Windows 10 IoT Core Services is available through Cloud Solutions Provider and OEM channels. If you already meet the below requirements, then reach out to one of our Windows IoT distributors to sign up. Otherwise, get started on the three items below.
- Create or use an existing Azure Active Directory domain for registering with Windows Hardware Dev Center. You will need to sign in with an account with administrator rights to your AAD tenant domain to sign legal agreements during the registration process.
- You must have an Extended Validation (EV) code signing certificate. Please check whether your company already has an EV code signing certificate. If your company already has an EV code signing certificate, have the certificate available during the registration process. If your company doesn't have a certificate, you will need to purchase a certificate from an authorized partner as part of the registration process.
- Register for a Windows Hardware Dev Center account to get access to Device Update Center. Make sure you sign in as an administrator with the Azure Active Directory domain you will use for Device Update Center and have your Extended Validation (EV) code signing certificate available.

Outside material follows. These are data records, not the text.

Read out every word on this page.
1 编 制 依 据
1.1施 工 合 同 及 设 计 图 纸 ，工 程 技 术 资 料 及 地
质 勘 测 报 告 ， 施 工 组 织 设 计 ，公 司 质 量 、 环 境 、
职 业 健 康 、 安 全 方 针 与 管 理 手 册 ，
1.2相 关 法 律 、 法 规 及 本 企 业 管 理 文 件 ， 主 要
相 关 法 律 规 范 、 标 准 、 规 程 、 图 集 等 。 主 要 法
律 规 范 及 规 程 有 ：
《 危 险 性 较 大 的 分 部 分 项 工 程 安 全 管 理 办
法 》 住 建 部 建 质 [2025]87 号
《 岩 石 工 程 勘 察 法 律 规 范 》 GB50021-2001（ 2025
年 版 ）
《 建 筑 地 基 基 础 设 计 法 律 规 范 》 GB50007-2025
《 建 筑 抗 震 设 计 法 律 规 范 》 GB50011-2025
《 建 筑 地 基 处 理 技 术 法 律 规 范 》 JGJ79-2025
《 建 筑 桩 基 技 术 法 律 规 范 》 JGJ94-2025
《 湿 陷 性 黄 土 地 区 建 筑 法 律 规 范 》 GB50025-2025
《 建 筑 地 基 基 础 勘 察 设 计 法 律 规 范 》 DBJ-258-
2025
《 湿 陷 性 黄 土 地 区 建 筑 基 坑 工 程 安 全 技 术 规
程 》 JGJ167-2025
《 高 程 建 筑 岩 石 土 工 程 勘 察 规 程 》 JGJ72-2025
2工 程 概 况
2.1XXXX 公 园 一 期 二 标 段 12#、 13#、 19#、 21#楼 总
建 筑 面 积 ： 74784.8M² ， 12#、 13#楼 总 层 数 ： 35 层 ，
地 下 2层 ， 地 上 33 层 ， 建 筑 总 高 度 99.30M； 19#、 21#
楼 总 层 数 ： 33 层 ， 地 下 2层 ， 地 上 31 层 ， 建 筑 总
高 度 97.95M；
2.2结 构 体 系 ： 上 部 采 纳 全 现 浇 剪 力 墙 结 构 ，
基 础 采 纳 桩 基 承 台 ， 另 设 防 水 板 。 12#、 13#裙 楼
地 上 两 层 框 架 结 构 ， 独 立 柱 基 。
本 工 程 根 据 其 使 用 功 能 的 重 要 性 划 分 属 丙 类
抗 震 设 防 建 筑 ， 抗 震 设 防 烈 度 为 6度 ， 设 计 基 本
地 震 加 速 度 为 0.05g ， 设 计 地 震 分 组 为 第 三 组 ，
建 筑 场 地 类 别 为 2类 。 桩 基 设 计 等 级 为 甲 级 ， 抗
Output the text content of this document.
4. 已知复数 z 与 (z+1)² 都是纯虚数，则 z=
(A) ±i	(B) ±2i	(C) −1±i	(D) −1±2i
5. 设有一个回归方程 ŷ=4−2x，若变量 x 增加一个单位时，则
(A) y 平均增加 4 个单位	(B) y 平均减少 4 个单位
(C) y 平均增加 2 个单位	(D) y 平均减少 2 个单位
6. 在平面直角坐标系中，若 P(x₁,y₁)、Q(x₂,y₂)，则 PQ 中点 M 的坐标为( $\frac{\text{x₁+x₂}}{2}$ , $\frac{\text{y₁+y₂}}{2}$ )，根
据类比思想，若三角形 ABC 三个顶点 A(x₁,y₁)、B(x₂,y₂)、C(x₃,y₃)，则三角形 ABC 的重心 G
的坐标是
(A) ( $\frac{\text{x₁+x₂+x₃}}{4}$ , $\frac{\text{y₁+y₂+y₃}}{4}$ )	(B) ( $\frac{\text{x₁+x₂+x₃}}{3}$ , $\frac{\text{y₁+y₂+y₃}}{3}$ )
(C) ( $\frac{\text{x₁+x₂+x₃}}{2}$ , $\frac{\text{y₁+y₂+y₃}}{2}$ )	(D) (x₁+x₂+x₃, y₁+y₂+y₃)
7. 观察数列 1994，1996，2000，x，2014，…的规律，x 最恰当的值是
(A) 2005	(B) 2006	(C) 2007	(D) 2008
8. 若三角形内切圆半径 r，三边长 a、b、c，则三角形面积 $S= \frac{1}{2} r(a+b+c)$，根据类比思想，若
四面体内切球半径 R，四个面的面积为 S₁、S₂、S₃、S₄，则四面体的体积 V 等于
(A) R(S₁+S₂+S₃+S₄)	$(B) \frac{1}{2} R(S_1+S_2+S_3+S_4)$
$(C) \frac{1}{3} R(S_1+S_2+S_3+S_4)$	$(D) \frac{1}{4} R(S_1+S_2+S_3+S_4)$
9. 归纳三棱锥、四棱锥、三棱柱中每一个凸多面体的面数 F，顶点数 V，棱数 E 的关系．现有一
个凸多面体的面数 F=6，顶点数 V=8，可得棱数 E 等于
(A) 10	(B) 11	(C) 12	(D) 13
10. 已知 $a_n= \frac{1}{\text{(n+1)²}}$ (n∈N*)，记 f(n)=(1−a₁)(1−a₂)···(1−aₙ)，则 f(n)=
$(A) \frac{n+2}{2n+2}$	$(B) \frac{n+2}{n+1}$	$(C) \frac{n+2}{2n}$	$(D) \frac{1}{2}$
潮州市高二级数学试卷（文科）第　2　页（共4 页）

Using Device Update Center
As a device manufacturer, you can maintain the security and reliability of your device by regularly updating the device image. This is accomplished by using Device Update Center to create and publish updates specific to your device model which will be offered by Windows Update when the device scans for applicable updates.
- Before creating updates, start by creating a baseline image which is applied to the device during manufacturing as described in the Build Your Image section of the Windows IoT Core docs.
- It's critical that you correctly populate the SMBIOS fields of your device and that your build environment is set up with the same corresponding values.
- Ensure that you've registered for a Windows Hardware Dev Center account to get access to Device Update Center. Make sure you sign in as an administrator with the Azure Active Directory domain you will use for Device Update Center and have your Extended Validation (EV) code signing certificate available.
- Log into Device Update Center using the same AAD account you used when registering with Windows Hardware Dev Center. The AAD domain name on this account should also match the Admin AAD domain name specified when creating the resource in the Azure Portal.
- Follow the instructions in the Device Update Center User Guide to create and publish updates for your device.